The foyer has been a storage area for years. This summer I decided that it needed to embrace its true calling, being a portal between the outside world and the inner world of my creative space. It needed to produce a sense of awe, or at least slight discomfort. I created a scene of twilight during an eclipse, with the eclipsed sun and a few nocturnal native moths. Deep blues and indigos. A strand of stars blinking on the ceiling. I added a bookcase for my collection of unusual old books (which aren’t necessarily there to be read, but their presence adds weight).
At this point I was satisfied. But then I realized that this was a perfect gallery for my artwork that deals with liminal spaces. The betweens, the shadows. So I added a few paintings and sculptures. I had a few extra old chairs that needed a home, and they serendipitously became conceptual art pieces. It feels complete now.
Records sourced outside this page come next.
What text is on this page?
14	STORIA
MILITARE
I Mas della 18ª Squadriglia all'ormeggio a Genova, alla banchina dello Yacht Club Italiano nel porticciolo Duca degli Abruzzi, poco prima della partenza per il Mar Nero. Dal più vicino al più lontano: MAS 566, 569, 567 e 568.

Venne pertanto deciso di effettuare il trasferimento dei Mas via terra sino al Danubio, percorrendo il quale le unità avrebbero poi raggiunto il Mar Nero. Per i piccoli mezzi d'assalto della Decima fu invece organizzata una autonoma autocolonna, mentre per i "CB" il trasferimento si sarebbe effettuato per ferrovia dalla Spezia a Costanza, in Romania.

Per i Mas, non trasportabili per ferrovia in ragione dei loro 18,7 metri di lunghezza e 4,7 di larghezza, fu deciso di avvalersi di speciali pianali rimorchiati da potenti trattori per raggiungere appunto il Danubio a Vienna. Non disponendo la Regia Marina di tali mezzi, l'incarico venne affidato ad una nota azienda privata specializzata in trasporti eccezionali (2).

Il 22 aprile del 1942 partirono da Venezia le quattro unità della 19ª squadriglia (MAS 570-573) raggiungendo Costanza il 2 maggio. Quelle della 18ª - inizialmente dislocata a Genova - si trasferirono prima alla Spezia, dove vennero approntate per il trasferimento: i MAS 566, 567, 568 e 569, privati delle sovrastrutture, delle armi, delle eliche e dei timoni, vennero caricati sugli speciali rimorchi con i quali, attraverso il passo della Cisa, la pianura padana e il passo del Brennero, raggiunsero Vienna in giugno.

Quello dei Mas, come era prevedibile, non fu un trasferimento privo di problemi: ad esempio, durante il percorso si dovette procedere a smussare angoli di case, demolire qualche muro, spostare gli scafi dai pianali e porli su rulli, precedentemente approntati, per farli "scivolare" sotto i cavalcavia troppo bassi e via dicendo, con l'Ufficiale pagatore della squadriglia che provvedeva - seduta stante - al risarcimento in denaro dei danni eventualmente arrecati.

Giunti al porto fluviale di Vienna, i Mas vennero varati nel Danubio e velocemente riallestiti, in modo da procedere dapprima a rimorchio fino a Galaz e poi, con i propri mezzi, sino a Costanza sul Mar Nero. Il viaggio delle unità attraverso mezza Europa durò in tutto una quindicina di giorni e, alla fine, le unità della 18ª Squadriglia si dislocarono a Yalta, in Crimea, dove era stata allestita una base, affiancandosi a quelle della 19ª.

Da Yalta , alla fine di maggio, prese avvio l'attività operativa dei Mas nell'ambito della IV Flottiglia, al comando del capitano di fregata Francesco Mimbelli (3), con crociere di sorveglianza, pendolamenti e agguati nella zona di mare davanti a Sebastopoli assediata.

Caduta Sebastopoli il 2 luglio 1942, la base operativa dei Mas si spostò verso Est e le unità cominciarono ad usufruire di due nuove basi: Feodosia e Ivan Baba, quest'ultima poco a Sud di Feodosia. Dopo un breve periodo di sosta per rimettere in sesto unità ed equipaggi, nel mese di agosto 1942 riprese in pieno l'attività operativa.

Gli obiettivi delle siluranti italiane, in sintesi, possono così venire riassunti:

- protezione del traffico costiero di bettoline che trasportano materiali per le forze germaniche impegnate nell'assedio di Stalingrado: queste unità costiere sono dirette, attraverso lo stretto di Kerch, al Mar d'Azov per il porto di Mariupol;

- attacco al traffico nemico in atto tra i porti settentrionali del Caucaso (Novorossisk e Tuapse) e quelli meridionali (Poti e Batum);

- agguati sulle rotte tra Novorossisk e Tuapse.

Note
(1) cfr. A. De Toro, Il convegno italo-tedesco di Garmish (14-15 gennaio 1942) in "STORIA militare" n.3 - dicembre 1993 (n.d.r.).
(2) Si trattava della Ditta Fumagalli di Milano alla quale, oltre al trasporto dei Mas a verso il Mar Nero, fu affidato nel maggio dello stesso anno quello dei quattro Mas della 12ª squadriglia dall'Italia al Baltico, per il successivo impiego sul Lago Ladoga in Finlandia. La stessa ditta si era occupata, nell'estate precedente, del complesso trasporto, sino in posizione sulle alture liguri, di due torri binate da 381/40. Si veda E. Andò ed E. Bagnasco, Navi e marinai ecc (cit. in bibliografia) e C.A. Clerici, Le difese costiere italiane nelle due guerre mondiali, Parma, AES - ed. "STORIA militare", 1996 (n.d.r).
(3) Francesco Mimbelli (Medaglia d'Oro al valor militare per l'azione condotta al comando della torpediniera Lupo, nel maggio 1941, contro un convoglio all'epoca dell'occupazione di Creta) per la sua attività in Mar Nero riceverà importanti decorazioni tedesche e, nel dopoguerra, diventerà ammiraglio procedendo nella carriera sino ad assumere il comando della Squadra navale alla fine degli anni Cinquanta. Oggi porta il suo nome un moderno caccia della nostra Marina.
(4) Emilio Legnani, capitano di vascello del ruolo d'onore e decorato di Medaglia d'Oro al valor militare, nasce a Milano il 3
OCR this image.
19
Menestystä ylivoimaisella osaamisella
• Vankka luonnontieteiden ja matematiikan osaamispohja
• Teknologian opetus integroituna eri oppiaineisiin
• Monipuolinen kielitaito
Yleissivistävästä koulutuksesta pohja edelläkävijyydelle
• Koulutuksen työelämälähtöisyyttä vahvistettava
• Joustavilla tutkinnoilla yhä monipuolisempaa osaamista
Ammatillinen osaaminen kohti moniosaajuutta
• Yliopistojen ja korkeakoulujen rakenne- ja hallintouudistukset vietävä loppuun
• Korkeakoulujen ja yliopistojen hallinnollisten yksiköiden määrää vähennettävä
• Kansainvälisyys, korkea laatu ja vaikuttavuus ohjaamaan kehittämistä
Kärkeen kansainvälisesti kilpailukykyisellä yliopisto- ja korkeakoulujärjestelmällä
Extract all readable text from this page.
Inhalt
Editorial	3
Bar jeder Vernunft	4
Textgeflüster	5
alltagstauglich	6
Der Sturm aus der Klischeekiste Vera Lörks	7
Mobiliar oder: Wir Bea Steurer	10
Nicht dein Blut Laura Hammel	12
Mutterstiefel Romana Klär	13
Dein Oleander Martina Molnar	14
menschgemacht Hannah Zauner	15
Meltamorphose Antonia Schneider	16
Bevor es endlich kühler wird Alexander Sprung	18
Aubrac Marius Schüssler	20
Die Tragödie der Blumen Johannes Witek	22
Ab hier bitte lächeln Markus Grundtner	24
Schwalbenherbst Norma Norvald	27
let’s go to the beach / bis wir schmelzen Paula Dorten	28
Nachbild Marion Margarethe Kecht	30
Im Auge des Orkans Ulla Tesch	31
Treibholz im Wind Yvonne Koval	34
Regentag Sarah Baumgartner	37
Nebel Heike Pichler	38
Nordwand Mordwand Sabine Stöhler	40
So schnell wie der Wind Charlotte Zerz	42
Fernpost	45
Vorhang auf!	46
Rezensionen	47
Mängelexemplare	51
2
Two red childrens’ chairs have been gathering dust in a corner for years. Recently I set them in the foyer to get them out of my way. A few days later, as I was walking through, I realized that it feels like a waiting room. And now it is. The chairs are for dualistic thinking. Black and white, right and wrong. When I go into the studio I want to leave those behind. Dualism now has a place to sit and wait outside so it doesn’t interfere with my creative process.
Up until recently, I didn’t have a good place for an old school desk. I set it in the foyer. That same day I found a bird’s nest, and set it on the chair. Inspired, I got out a few small skulls and set them in the nest, not quite sure why but just following my intuition. Standing back, I realized that I had just made my first conceptual art piece, and it makes a very strong statement. It represents my experience with the education system, which sucked my soul out and left me scarred. A sensitive little girl was made to sit quietly and obediently at a school desk for over 12 years, taught that the way she understood and perceived the world was wrong, and that she was flawed. Her wild and curious and authentic self atrophied until all that was left were bones. The nest is an obvious metaphor for a formative space for youth and innocence, and the skulls are my spirit.
It’s taken decades to undo what was done. And now, this stays here in the linear outside world of ‘shoulds’ and ‘have-to’s’. Within, I’m allowed to be as wild and creative and authentic as I want to be. Inside the studio, there are no limitations.